Sulak

Philippe Jaenada

Points

  • Conseillé par
    14 octobre 2015

    Le braqueur magnifique

    Qui se souvient de Bruno Sulak ? Ce beau garçon d’une intelligence peu commune a été au début des années 80 l’homme le plus recherché de France. Tout juste jeune adulte, il a écumé supermarchés puis bijouteries jusqu’aux grandes enseignes de la rue de la Paix, organisant de spectaculaires braquages selon un mode opératoire minutieux, efficace et sans bavures -Bruno Sulak n’a jamais eu de sang sur les mains. Il est mort à 29 ans lors d’une tentative d’évasion, en tombant d’une fenêtre de Fleury-Mérogis.

    Braqueur légendaire, roi de l’évasion, les formules ne manquent pas mais semblent insuffisantes pour définir une personnalité aussi complexe. Le romancier Philippe Jaenada a pourtant décidé de retracer la courte vie de Bruno Sulak et la biographie qu’il signe se dévore comme un roman d’aventures. Patiemment, interrogeant les témoins, les amis, la famille, épluchant les journaux de l’époque, Jaenada, fasciné, a cherché des indices dans les origines familiales, un grand-père venu d’un petit village polonais et un père légionnaire, puis dans l’enfance et l’adolescence à Marseille, il a reconstruit la cavale et l’ultime arrestation du hors-la-loi, il a également dressé le portrait de ses proches : Thalie, l’amour de sa vie, Drago, l’ami de toujours. Mais au fil de ce canevas minutieux où le romancier s’est fait archiviste, reste toujours une question : à quoi tient la vie d’un homme ?

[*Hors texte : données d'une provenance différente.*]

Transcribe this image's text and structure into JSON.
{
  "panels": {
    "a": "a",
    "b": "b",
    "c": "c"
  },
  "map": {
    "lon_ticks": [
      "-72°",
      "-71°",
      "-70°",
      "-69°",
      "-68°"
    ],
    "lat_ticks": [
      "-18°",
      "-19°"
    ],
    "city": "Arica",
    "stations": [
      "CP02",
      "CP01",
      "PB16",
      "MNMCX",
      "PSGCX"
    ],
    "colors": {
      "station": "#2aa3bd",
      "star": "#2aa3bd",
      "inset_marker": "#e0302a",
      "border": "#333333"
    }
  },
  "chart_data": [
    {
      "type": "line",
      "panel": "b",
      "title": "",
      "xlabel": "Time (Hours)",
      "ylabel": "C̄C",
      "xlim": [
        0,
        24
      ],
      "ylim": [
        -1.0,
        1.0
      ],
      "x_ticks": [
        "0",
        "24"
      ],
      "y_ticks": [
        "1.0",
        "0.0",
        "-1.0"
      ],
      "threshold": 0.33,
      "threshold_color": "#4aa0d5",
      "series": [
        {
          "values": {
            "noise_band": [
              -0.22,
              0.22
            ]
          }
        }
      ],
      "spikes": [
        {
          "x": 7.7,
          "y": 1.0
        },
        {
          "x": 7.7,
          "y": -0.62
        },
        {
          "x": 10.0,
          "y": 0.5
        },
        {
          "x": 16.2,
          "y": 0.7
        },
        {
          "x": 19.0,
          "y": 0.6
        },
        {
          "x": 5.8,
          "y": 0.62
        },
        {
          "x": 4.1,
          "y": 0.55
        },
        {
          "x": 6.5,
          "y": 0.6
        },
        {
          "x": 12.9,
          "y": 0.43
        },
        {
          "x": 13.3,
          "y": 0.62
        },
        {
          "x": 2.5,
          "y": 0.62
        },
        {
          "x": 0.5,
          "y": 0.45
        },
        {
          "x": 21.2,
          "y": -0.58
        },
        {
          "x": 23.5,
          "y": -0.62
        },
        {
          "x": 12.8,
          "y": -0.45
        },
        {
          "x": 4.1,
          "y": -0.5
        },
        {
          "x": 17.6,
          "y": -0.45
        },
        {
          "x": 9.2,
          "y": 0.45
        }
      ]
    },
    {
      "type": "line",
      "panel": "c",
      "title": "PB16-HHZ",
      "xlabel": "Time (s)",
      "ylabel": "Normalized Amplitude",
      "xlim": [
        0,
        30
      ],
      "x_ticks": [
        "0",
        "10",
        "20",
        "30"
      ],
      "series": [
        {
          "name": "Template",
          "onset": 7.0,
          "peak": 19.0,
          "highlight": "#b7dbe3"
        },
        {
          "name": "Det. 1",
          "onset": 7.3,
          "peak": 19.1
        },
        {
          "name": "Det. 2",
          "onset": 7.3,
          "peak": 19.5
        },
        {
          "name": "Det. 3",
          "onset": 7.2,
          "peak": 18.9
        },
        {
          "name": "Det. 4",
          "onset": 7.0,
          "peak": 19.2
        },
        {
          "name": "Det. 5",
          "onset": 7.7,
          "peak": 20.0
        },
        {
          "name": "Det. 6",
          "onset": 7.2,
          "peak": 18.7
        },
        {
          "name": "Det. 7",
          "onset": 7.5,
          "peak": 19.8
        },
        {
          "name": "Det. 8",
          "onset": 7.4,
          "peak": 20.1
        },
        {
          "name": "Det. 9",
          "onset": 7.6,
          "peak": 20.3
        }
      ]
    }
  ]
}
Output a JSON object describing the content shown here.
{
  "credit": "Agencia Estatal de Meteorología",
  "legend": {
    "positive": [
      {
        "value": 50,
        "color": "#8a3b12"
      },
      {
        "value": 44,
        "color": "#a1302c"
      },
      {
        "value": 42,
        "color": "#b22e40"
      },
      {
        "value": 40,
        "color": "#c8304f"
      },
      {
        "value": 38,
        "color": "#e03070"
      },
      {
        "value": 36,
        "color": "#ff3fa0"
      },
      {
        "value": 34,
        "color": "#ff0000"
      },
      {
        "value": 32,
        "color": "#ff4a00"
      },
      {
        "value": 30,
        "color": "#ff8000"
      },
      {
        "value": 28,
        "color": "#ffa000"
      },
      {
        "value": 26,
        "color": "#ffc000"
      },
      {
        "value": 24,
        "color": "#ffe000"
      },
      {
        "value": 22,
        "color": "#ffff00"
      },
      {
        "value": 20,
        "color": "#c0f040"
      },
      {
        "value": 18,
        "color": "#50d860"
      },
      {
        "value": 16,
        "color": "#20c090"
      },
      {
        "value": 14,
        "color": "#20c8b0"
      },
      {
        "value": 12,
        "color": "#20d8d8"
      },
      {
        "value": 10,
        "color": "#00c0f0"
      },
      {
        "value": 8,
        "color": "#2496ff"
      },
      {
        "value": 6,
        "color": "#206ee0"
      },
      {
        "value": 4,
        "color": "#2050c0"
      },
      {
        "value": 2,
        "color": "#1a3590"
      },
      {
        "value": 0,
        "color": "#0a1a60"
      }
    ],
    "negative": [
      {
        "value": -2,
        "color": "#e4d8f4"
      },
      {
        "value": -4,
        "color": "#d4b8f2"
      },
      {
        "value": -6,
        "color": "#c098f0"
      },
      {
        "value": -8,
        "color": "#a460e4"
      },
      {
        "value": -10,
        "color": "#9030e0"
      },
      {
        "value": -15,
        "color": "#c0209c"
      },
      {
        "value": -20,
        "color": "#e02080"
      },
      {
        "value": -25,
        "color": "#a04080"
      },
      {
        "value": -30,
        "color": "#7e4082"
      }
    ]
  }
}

    On est vite emporté par ce récit toujours rigoureusement proche des faits et construit comme un puzzle. Il y a l’enfance, dans une famille modeste mais unie et stable. Le refus, très jeune, de l’autorité. La petite délinquance puis l’entrée dans la légion dont il déserte et le premier braquage. Philippe Jaenada reconstitue pièce à pièce la ligne de cette vie qui sans cesse  bifurque, se brise et repart. Il colle à son personnage, nous fait partager les moments d’angoisse et de tension, la panique de celui qui se sait recherché, mais aussi les jours d’euphorie, lorsque le braqueur réussit un beau coup et possède assez d’argent pour vivre tranquillement quelques temps. Le romancier s’interdit toute envolée lyrique mais aussi toute hypothèse personnelle, se refusant à laisser libre cours à son imagination. Hasards, mauvais sort et mauvais coups, tout est étudié comme un enchaînement implacable et de fait fatal, jusqu’à la dernière nuit où Jaenada met en concurrence, sans trancher, deux versions des faits : la version officielle, qui veut que Bruno Sulak soit tombé d’une fenêtre en tentant de s’évader, et celle de proches qui pensent qu’on l’a poussé.

    Pari réussi donc pour un romancier qui jusqu’alors avait publié des textes au ton loufoque et tendre d’inspiration largement autobiographique. On retrouve pourtant dans ce livre le style très particulier de Philippe Jaenada, notamment son sens de l’humour et de la digression. De petits instantanés de la France des années soixante-dix et quatre-vingt – la dernière radio de la chanteuse du groupe « Il était une fois » -  émaillent son récit, tout comme des détails de sa vie à lui, soudain signalés en passant, lorsque sa propre trajectoire croise par hasard celle de Bruno Sulak, les coïncidences s’accumulent et l’auteur semble parfois pris de vertige. Car tout se tient et pourtant rien ne tient en ce monde, Sulak et Jaenada auraient pu se croiser, échanger leurs vies, mais la vie justement n’est pas la littérature : Sulak reste pour toujours un emblématique mystère et Jaenada un vrai romancier.